My shop is an enigma, I think. It grew out of my need to have structure and believing that our customers could conform to that idea. We are a pretty no holds bar barbershop. I've got a degree in history/political science and I read a lot. I will allow the entire spectrum of conversation to happen in the shop. I make sure that people understand the concept of respect in dialogue. Not many people, let alone barbers, care enough to be educated on subjects varying from socio economic conditions, beer company politics, fuck trump, fuck hillary, gang books, girl pop music...you see where i'm going with this. I'll say, clearly, I think that barbers tend to short change their ability to be intelligent. Some “smart” ones come across as absolute fucking morons. Some “dumb” ones suppress their smarts to be cool. That being said, my shop is a haven for everyone. Everyone is both safe and vulnerable. We like to enjoy our lives because barbering is supposed to be a fun, community focused profession.We also want our customers to grow, personally, by our influence. And, get laid because of our haircuts.
Maybe you're the enigma? You were supposed to go to Law School, but didn't and instead became a barber/shop owner that is very educated and continues to read a lot, can build things with your hands, and also loves to chug beer. How does that all add up?
Math was definitely not a strong subject for me in school, hahaha. I knew turning by back on the lawyer track in life was going to provide me with a new set of challenges. Some I knew for sure, others I had to take with stride. I don’t come from money. I DO come from a household that always taught ingenuity and hard work WILL get you by. My parents both fulfilled their specific rolls in my life and honestly most of the lessons I learned were the same, just in different circumstances. Sacrifice, courtesy, honesty, diligence, and other strong words came to me through their examples.
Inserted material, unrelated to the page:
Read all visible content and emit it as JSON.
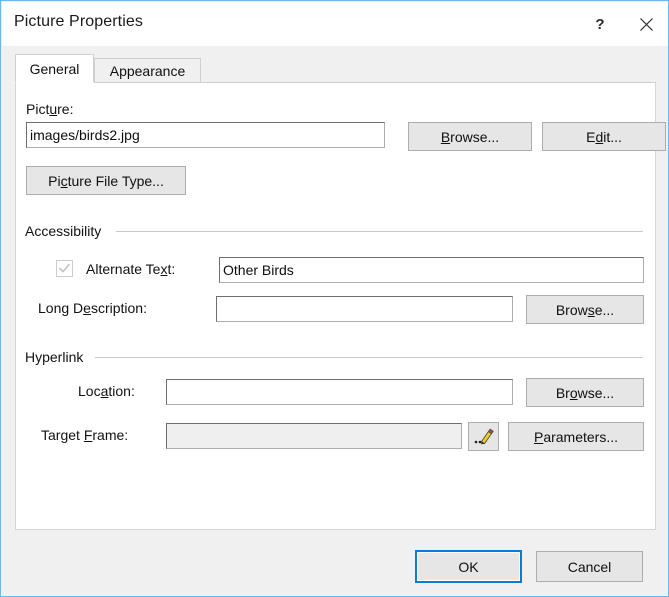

My dad worked on the cars, was a welder, managed ranches, built homes, owned a construction company. My mom was a librarian, beach shuttle driver, cooked, helped my dad in every way she could, forced me to mount bugs and cross stitch instead of take ADD meds. I was given the responsibility at a young age to take care of portions of my life, simple things that I could handle for the age that I was. I learn visually. So watching my parents do a plethora of tasks throughout my lifetime I was able to learn a lot of little skills. The skills and the way I learned actually translated over to barbering really well. In barber school I was able to watch and learn, know when and what questions to ask, etc. Its funny how the things you might encounter or endure as a child prepare you for your future. If you decide to fine tune some of those skills into productive adulting you might just end up good at something.
As for the beers. I love beer and all the rest of the booze in this world. Im fortunate enough to not have any sort of dependency on alcohol though, that I am grateful for. As barbers we are always being exposed to cool new things. So many of my customers work for different companies in the booze world and they love sharing their knowledge and perks. Ive been fortunate enough to drink all sorts of amazing top shelf liquors. At the end of the day though, I will drink anything under the sun. You have to know how to handle yourself if you are gunna drink with me. Nobody likes a sloppy drunk. Ive been sloppy, maybe, a half dozen times since I became of legal drinking age. It just such a calming feeling to sit down at the bar top and throw a few back. Its also amazing to do keg stands or order rounds of shots or slug it down straight from the whiskey bottle.
Moral or this question: Balance is your absolute best friend.